Рязанцев позабыл обо всем. Он больше не чувствовал себя никем, кроме перепуганного двуногого, которое первобытный ужас толкал к безоглядному бегству.
Его опять кинули и подставили. По чьей воле вспыхнул этот пожар?! Кто так мерзко подшутил над ним: мелкие бесы, вечно преследующие по пятам, или тот, сидящий на камне, скрывшийся под чужой личиной?
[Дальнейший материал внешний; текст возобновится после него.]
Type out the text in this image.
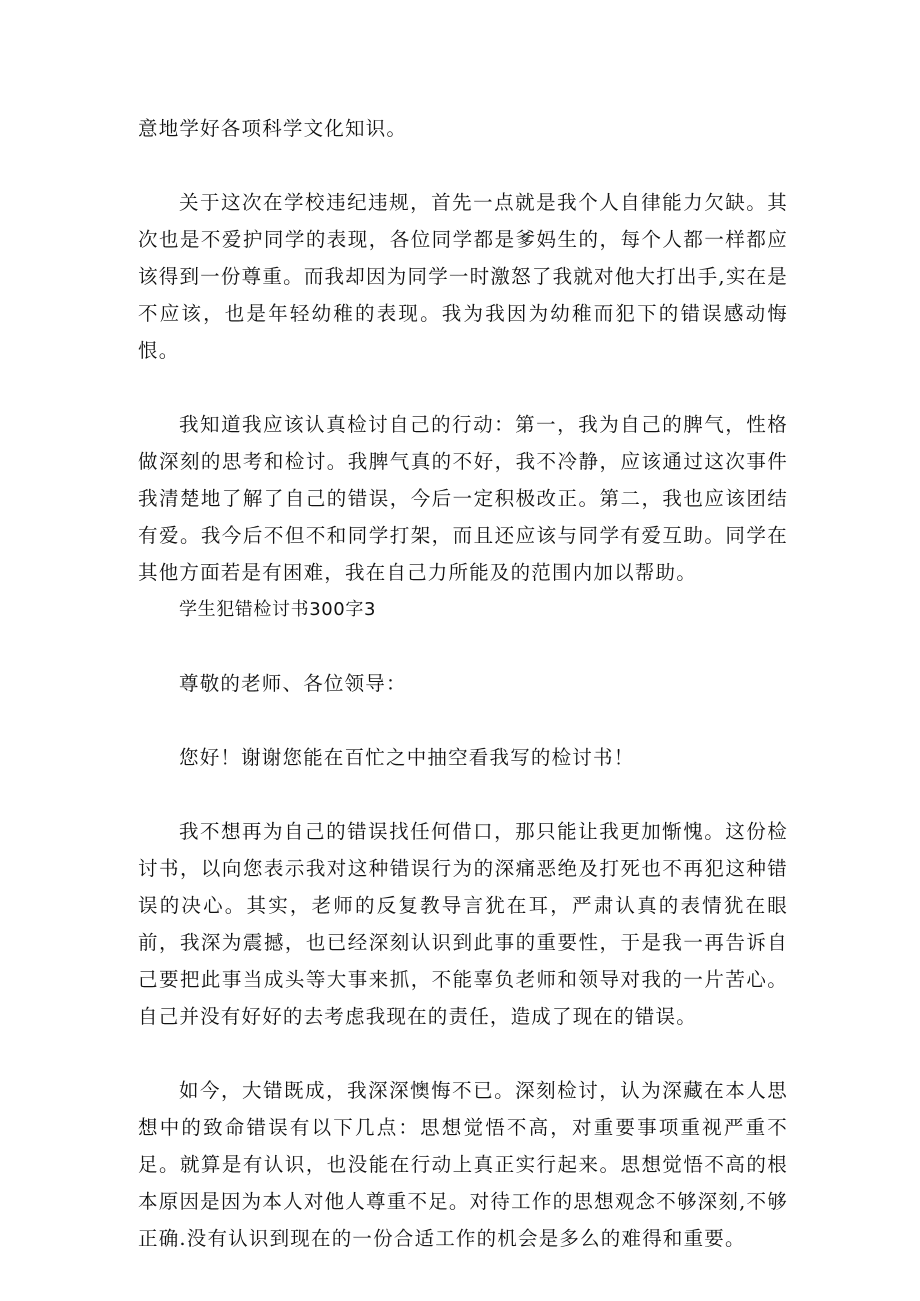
意地学好各项科学文化知识。

关于这次在学校违纪违规，首先一点就是我个人自律能力欠缺。其次也是不爱护同学的表现，各位同学都是爹妈生的，每个人都一样都应该得到一份尊重。而我却因为同学一时激怒了我就对他大打出手,实在是不应该，也是年轻幼稚的表现。我为我因为幼稚而犯下的错误感动悔恨。

我知道我应该认真检讨自己的行动：第一，我为自己的脾气，性格做深刻的思考和检讨。我脾气真的不好，我不冷静，应该通过这次事件我清楚地了解了自己的错误，今后一定积极改正。第二，我也应该团结有爱。我今后不但不和同学打架，而且还应该与同学有爱互助。同学在其他方面若是有困难，我在自己力所能及的范围内加以帮助。

学生犯错检讨书300字3

尊敬的老师、各位领导：

您好！谢谢您能在百忙之中抽空看我写的检讨书！

我不想再为自己的错误找任何借口，那只能让我更加惭愧。这份检讨书，以向您表示我对这种错误行为的深痛恶绝及打死也不再犯这种错误的决心。其实，老师的反复教导言犹在耳，严肃认真的表情犹在眼前，我深为震撼，也已经深刻认识到此事的重要性，于是我一再告诉自己要把此事当成头等大事来抓，不能辜负老师和领导对我的一片苦心。自己并没有好好的去考虑我现在的责任，造成了现在的错误。

如今，大错既成，我深深懊悔不已。深刻检讨，认为深藏在本人思想中的致命错误有以下几点：思想觉悟不高，对重要事项重视严重不足。就算是有认识，也没能在行动上真正实行起来。思想觉悟不高的根本原因是因为本人对他人尊重不足。对待工作的思想观念不够深刻,不够正确.没有认识到现在的一份合适工作的机会是多么的难得和重要。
Тот, кто с начала времен норовит вывернуть человеческую изнанку и доказать, что там лишь скверна и тлен!
Но все не может закончиться так. Он не справился с обретенной силой, но она была и не может бесследно исчезнуть! И он не должен погибнуть, иначе какой смысл во всем, что случилось?!
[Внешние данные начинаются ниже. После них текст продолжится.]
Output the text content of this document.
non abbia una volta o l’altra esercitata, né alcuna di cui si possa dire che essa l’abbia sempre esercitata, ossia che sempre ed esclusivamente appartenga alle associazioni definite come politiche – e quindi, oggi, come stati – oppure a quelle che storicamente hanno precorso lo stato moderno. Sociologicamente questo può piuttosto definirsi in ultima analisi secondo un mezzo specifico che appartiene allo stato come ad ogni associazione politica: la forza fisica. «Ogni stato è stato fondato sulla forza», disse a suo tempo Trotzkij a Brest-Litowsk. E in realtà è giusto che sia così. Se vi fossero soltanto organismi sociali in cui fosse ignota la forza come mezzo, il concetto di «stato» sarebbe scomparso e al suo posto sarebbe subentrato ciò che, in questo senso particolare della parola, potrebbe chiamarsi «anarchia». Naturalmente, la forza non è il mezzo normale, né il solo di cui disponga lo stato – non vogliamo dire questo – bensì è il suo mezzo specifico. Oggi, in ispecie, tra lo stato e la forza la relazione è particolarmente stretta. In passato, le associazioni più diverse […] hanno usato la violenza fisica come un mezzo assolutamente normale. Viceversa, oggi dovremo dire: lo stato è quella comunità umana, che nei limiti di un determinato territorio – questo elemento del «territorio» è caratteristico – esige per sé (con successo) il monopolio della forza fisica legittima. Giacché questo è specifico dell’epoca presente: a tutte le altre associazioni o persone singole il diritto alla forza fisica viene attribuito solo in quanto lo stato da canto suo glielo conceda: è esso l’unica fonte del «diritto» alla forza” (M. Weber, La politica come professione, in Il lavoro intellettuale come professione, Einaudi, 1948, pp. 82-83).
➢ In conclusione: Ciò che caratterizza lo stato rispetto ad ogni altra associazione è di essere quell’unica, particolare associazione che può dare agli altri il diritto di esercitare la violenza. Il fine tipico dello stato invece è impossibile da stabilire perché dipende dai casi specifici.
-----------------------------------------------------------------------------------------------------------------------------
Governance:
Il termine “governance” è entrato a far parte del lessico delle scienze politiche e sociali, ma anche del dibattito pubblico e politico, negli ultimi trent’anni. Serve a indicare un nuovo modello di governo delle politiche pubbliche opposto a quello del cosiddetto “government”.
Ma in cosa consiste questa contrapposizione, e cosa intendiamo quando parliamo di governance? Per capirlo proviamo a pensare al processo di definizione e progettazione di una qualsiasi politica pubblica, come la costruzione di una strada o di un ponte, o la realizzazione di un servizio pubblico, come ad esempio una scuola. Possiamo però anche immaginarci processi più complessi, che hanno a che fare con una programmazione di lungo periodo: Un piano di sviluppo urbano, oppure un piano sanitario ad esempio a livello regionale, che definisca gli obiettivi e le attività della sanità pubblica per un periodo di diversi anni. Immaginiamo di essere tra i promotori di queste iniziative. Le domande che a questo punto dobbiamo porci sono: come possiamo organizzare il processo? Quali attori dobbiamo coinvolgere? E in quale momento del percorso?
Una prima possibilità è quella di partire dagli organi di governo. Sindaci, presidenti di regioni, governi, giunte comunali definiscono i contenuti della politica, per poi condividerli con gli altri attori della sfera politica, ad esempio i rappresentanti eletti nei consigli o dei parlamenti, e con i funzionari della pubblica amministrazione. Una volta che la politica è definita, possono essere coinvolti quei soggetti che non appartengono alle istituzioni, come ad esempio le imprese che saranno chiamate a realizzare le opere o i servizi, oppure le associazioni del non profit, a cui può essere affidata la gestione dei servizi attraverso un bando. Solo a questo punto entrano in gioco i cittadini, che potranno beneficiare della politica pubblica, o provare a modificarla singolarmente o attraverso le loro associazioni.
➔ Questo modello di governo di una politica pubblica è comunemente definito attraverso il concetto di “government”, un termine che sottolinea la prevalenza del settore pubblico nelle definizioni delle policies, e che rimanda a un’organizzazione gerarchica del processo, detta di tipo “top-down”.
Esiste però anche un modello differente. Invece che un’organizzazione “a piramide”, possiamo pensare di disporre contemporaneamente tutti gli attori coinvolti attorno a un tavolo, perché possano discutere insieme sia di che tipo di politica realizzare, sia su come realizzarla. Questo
«Я выберусь, – почти спокойно подумал Рязанцев. – Я обязательно выберусь. И тогда я вам покажу! Я вам всем покажу, кто это устроил!..»
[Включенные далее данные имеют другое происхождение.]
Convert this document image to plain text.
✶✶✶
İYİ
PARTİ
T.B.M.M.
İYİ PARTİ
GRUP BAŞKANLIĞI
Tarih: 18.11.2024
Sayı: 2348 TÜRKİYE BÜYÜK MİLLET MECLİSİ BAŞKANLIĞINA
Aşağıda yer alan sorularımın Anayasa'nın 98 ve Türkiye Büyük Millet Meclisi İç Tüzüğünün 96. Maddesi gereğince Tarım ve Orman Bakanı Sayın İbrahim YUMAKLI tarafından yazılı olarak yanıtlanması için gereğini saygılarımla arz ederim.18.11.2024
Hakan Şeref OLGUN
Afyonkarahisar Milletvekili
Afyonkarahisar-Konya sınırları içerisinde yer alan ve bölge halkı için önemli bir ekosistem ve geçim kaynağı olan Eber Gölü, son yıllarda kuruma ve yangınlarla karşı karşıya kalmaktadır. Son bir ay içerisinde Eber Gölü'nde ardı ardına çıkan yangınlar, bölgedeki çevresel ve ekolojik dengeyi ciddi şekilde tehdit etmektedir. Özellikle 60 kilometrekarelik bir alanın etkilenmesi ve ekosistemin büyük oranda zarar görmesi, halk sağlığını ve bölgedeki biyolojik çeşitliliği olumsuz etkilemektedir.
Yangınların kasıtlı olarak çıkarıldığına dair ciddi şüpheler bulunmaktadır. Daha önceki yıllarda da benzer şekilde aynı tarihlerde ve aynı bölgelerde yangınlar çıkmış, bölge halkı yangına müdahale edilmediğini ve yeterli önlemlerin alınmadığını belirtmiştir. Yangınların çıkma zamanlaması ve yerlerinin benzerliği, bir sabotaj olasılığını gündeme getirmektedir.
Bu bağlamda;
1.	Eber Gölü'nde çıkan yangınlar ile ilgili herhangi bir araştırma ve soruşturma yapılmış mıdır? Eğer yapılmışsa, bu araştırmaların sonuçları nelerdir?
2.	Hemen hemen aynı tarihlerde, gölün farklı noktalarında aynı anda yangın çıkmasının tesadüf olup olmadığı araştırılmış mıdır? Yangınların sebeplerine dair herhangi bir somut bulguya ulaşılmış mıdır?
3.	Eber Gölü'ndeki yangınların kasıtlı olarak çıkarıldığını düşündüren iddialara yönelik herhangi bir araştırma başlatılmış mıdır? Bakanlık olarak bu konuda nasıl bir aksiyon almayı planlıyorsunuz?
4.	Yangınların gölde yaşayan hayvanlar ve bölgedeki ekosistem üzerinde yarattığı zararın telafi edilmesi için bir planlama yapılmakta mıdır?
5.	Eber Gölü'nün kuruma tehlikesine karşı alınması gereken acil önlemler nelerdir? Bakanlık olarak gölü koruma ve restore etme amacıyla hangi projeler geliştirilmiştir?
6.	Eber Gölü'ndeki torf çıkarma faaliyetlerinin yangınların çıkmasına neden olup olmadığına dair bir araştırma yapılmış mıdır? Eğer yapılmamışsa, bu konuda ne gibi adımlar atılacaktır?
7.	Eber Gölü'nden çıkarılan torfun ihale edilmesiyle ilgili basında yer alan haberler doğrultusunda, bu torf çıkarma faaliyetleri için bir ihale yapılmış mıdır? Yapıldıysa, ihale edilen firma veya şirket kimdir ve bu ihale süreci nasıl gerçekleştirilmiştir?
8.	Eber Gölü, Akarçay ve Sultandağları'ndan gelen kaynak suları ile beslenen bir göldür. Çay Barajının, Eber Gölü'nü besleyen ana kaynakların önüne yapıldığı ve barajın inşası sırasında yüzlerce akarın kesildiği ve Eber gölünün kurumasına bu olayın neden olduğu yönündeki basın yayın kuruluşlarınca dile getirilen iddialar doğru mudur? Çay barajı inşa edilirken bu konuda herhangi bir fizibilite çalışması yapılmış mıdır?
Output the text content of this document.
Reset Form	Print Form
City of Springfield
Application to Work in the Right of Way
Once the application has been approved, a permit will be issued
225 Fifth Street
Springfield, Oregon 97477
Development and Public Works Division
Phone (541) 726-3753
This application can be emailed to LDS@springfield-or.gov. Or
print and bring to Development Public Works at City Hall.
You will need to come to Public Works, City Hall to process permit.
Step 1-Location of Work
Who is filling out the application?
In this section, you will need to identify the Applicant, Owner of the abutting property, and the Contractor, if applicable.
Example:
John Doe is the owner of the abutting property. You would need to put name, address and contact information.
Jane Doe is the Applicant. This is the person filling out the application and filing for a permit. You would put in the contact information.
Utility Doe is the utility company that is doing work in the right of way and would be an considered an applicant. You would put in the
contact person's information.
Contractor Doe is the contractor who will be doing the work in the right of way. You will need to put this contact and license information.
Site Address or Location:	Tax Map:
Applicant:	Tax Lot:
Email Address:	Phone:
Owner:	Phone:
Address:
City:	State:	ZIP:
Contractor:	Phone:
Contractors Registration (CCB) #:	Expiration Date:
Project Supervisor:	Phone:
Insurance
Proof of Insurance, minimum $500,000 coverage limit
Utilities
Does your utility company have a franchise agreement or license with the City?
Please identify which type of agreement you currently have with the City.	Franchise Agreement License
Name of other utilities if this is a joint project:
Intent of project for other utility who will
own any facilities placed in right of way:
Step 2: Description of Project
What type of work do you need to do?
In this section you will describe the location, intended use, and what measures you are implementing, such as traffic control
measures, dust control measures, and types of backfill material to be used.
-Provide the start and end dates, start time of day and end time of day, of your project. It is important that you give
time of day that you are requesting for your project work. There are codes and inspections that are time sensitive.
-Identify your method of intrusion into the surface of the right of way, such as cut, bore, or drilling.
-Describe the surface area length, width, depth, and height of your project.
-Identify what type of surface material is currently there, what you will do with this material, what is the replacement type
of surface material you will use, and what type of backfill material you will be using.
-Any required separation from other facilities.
Он не успел сообразить, кому и что собирается показать. Картина окружающего кошмара вдруг смазалась, как на акварели, угодившей под струю воды, гул и треск отодвинулись и стали затихать, словно неведомый звукооператор потянул к нулю «бегунок» микшерского пульта. Рязанцев провалился в распахнувшуюся перед ним пустоту и, кувыркаясь, полетел в бездну.
До дна пропасти он не долетел, повиснув в серой пустоте. Ноги не находили опоры. Пустота подступила сверху, снизу, со всех сторон. Рязанцев ощутил себя пылинкой, плавающей в затхлом воздухе старого чулана. Пылинка была беспомощной и почти неодушевленной. Она могла лишь медленно дрейфовать в бескрайности серого ничто.
Потом откуда-то появился егерь. Он был все в том же дождевике и яловых сапогах. Он стоял, а не плыл в пространстве, как Николай, и лицо его пряталось в сером сумраке.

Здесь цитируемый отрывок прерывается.